Cosmic rays (CR) in the vicinity of the Earth are a stream of nuclei of various elements with velocities close to relativistic and relativistic. The nuclear spectrum of CR is steeply falling, so about 92% of this flux is protons. Next come -particles and other nuclei. Radiation contains hard quanta, electrons, and neutrinos.

Supernovae are considered to be the main source of cosmic rays. This main part of cosmic rays is called galactic cosmic rays (GCRs). For some part of CR, the source is the Sun as a result of powerful solar flares. This part is called solar cosmic rays (SCR). GCR and SCR constitute the primary cosmic radiation.

Cosmic rays, to reach the earth’s surface, pass through a layer of atmospheric air equivalent to almost 15 nuclear runs. As a result of a nuclear cascade in the atmosphere, radiation is formed on the Earth’s surface, consisting of elementary particles, some of which were not in the composition of primary cosmic rays. The main components of secondary CR are electron-photon, meson and neutron.

In CR physics, there are 2 main areas of research:

– nuclear physics (physics of elementary particles and nuclear interactions),

– astrophysical (solution of questions regarding sources and variations (intensity changes) of CR).

Astrophysics of CR is a direction at the intersection of CR physics. astrophysics, geo- and heliophysics, space plasma physics. CRs are highly sensitive to electromagnetic conditions in outer space, since they are a stream of charged particles. The energy spectrum and nuclear composition of CR is not constant in time and space. The CR flux in interplanetary space is not strictly speaking isotropic. The presence of spatial anisotropy during the rotation of the Earth leads to daily CR variations. The CR intensity is strongly influenced by solar activity (SA). Significant variations in CR intensity, especially in the low-energy region, occur during periods of solar flares and magnetic storms. The CR intensity on the Earth’s surface is affected by processes on the Sun and in interplanetary space, as well as in the Earth’s magnetosphere and atmosphere. In CR physics, the observed intensity variations are divided into variations according to sources: interplanetary, magnetospheric, and atmospheric. Variations of interplanetary origin include 11-year and 27-day Forbush effects and solar flare CRs, as well as variations caused by plasma flows from the Sun (solar wind), coronal mass ejections, and other processes on the Sun.

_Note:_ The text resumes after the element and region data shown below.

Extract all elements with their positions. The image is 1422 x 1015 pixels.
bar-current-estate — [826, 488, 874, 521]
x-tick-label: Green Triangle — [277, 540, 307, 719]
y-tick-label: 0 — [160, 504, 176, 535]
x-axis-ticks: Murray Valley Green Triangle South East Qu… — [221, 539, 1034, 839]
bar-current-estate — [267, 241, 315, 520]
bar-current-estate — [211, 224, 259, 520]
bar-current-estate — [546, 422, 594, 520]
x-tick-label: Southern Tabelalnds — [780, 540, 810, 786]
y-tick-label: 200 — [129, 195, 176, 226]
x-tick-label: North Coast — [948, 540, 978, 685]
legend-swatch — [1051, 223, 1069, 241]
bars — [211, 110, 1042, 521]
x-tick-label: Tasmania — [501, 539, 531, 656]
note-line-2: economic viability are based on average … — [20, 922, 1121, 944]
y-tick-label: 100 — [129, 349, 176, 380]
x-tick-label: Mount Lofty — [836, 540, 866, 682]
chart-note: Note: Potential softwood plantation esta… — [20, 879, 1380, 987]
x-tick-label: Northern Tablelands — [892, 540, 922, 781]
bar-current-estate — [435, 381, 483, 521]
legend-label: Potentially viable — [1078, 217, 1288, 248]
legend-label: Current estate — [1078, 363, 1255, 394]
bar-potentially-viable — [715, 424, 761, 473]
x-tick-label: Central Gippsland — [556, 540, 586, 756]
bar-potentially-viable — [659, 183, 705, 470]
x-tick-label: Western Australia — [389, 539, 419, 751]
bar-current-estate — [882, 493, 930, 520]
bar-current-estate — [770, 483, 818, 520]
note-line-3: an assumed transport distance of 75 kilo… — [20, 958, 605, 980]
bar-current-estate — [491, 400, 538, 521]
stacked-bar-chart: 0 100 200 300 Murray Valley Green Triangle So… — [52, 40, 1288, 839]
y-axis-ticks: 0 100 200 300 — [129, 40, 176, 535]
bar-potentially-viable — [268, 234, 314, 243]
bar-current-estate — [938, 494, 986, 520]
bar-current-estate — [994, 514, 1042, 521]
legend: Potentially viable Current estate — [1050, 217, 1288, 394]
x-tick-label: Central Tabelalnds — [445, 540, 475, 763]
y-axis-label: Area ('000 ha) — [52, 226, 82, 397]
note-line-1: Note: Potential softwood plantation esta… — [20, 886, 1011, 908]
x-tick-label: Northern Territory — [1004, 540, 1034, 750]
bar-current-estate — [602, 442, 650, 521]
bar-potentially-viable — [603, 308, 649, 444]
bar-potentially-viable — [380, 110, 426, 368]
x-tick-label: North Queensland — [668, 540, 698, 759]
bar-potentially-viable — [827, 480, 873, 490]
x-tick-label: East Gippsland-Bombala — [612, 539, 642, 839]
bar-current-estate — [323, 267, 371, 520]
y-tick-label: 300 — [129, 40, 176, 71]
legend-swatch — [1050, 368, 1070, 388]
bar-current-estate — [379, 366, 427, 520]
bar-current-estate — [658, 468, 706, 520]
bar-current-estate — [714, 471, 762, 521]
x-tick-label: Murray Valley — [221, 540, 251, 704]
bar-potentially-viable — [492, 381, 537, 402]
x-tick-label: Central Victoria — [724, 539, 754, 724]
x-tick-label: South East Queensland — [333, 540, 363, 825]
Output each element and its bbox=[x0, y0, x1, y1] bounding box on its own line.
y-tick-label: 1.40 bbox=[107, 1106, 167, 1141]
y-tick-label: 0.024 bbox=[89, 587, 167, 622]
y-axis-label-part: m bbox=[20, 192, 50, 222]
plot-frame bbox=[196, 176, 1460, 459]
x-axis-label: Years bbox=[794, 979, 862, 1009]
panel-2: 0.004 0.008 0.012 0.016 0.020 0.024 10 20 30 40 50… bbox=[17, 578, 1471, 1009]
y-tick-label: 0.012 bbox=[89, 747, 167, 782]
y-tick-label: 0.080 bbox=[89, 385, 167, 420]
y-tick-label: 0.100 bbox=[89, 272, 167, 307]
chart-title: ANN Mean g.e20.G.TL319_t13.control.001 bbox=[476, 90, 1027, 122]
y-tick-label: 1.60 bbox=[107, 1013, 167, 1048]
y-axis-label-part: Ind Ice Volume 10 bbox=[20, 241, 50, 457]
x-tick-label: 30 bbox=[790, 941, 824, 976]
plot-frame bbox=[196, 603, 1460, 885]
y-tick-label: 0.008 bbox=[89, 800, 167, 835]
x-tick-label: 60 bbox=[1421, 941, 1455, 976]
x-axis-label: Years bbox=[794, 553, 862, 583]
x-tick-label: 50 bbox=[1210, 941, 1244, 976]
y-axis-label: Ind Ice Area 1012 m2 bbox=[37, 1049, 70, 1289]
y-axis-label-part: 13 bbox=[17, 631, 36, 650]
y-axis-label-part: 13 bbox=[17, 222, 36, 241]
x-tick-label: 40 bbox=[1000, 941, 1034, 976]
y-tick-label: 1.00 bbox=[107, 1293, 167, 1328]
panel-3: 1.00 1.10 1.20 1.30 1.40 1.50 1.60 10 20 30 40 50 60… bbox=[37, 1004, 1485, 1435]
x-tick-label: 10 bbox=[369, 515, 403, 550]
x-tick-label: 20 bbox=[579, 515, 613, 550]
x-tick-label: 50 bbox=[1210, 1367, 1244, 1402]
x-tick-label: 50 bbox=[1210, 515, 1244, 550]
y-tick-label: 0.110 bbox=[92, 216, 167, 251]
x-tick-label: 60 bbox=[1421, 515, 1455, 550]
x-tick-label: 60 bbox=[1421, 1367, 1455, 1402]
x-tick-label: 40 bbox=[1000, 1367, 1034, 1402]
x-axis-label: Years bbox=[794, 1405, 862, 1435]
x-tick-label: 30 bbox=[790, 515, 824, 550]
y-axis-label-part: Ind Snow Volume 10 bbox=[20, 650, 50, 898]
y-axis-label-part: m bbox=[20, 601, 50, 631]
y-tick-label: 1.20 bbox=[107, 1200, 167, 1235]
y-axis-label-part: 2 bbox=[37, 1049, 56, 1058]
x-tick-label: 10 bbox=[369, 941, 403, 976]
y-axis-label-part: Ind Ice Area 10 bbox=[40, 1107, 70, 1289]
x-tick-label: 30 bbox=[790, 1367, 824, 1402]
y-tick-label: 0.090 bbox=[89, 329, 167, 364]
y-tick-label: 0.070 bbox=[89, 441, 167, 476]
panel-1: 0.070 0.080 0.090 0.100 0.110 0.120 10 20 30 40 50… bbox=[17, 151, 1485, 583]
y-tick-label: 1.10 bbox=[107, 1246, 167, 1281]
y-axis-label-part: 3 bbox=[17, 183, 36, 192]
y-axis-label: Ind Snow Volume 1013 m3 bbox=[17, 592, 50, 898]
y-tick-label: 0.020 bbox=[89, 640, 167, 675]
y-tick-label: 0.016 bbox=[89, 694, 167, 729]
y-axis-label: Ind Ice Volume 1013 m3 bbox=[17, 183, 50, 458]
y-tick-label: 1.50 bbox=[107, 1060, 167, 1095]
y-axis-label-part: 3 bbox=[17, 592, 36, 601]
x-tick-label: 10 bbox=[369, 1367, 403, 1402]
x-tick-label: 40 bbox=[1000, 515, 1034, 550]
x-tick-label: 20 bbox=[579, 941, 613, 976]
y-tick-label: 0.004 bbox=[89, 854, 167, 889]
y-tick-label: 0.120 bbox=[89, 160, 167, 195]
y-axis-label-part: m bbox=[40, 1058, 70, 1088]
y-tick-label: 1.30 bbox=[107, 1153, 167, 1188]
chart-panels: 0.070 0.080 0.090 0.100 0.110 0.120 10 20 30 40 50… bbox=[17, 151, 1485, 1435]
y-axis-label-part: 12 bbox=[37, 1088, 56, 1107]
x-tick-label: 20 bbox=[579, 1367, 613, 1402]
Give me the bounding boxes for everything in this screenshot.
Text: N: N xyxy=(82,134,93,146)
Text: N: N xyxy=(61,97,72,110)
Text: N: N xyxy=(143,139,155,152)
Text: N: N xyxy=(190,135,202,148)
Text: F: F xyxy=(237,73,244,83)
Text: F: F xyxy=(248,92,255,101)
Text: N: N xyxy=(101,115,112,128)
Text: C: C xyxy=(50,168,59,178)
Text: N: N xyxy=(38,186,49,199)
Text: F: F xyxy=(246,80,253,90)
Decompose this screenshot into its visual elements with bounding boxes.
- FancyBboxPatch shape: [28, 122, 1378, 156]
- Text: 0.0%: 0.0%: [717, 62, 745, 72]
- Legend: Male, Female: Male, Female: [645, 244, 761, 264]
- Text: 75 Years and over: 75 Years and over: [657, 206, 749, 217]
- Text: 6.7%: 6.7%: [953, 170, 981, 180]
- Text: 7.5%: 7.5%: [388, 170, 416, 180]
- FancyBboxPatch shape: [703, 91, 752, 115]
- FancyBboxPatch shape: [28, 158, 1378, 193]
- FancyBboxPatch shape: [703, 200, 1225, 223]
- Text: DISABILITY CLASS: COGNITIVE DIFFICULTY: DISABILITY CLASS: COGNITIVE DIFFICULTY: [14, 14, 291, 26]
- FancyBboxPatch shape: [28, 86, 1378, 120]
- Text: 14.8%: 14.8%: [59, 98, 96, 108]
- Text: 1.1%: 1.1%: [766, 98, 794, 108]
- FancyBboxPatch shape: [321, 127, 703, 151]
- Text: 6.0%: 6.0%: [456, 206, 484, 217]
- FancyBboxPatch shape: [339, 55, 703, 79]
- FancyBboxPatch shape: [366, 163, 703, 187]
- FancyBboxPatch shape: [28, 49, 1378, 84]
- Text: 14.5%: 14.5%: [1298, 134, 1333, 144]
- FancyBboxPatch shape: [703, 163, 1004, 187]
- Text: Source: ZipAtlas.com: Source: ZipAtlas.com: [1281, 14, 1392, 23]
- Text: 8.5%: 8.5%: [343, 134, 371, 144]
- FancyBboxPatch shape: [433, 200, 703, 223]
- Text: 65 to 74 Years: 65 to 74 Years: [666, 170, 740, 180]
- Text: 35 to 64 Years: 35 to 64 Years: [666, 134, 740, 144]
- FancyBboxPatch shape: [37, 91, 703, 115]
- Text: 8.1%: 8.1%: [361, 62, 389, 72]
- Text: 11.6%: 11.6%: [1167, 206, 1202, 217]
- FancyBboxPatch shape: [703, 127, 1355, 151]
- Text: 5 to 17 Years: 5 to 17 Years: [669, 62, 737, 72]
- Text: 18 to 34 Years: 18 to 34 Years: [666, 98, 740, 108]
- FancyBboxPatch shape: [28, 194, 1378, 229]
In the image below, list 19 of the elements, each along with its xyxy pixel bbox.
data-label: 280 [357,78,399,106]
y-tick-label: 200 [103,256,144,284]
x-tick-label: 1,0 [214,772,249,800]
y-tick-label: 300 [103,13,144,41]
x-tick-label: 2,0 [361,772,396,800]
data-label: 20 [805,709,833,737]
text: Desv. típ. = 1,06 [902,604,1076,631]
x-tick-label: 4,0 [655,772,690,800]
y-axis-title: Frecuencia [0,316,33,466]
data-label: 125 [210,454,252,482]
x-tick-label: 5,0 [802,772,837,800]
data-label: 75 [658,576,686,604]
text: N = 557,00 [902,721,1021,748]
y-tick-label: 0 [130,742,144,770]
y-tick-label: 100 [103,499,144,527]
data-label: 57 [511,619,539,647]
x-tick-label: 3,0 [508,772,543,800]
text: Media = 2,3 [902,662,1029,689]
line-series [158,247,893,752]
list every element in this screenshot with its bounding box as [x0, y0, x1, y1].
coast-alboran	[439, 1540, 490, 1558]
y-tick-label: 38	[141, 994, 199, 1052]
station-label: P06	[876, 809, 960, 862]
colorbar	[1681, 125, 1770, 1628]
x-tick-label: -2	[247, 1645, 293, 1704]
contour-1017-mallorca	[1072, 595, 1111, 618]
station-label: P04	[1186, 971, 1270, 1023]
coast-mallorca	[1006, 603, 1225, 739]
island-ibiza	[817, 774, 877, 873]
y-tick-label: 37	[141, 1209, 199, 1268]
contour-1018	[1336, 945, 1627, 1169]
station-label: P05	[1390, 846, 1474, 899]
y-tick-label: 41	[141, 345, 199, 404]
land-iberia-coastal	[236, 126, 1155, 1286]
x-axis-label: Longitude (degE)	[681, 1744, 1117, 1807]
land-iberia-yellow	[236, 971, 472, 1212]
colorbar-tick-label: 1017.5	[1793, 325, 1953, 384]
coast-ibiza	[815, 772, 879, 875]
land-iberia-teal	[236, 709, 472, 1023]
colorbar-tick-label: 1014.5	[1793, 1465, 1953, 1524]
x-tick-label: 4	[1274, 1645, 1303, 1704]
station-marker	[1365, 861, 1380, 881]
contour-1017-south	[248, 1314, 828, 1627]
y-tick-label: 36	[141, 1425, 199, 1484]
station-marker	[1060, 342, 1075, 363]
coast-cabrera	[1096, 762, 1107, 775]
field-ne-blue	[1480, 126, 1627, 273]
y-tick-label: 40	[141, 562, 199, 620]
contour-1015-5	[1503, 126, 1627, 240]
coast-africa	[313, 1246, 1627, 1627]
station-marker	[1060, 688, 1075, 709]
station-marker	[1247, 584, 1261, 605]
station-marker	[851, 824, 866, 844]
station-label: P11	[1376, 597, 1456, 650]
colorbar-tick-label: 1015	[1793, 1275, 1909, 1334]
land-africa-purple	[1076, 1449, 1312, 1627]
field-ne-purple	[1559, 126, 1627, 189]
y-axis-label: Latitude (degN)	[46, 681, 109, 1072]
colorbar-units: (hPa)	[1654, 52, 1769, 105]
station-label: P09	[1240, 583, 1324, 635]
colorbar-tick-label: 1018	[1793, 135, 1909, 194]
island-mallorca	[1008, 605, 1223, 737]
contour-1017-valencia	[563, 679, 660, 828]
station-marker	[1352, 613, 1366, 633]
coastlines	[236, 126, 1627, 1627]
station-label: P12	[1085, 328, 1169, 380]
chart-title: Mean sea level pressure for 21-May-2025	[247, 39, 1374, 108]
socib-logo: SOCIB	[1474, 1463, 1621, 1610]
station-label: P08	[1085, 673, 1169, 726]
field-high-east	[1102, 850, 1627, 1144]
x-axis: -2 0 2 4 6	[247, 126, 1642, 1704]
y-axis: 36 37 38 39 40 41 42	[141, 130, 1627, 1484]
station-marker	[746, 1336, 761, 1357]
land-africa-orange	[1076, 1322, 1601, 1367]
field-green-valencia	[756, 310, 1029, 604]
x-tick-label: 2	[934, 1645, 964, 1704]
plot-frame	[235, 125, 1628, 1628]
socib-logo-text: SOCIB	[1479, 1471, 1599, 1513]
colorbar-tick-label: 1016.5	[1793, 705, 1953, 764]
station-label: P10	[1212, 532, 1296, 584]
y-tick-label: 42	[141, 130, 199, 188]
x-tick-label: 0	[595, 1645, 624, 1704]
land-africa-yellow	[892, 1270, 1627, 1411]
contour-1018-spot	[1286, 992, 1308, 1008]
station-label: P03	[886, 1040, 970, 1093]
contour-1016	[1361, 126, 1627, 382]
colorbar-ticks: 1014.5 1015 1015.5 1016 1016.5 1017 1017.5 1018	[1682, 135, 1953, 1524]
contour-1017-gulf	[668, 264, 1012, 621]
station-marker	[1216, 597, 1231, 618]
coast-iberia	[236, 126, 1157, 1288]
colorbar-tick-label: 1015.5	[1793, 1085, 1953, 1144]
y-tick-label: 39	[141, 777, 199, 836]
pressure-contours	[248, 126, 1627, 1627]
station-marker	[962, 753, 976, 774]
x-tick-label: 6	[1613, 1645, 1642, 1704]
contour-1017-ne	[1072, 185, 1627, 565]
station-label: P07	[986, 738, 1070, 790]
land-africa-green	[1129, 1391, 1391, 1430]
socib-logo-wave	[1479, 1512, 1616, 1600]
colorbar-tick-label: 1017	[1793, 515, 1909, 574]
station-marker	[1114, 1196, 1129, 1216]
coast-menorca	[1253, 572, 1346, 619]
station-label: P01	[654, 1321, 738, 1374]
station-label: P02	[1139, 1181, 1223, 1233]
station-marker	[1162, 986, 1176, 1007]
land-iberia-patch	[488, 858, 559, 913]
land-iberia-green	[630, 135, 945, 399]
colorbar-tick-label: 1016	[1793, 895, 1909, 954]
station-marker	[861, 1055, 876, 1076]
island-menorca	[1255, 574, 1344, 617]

Sporadic phenomena on the Sun are the cause of the formation of solar CRs, the intensity of which can increase at this time by several times (for example, on September 29, 1989, the increase in intensity at sea level observed in Novosibirsk was 183.9%), lead to geomagnetic storms, disruptions in radio communications, to malfunctions of technical systems, to the deterioration of the health of chronic patients. In addition to solving the problems of fundamental science, the study of CR variations involves solving the problems of diagnosing processes in the interplanetary medium, the possibility of predicting SA and sporadic phenomena on the Sun.

The results of observations of CR intensity on the Earth’s surface are posted on the Internet network of CR stations (includes 40 stations). Observational data is collected at the International Data Center (WDC) and is available to the scientific community.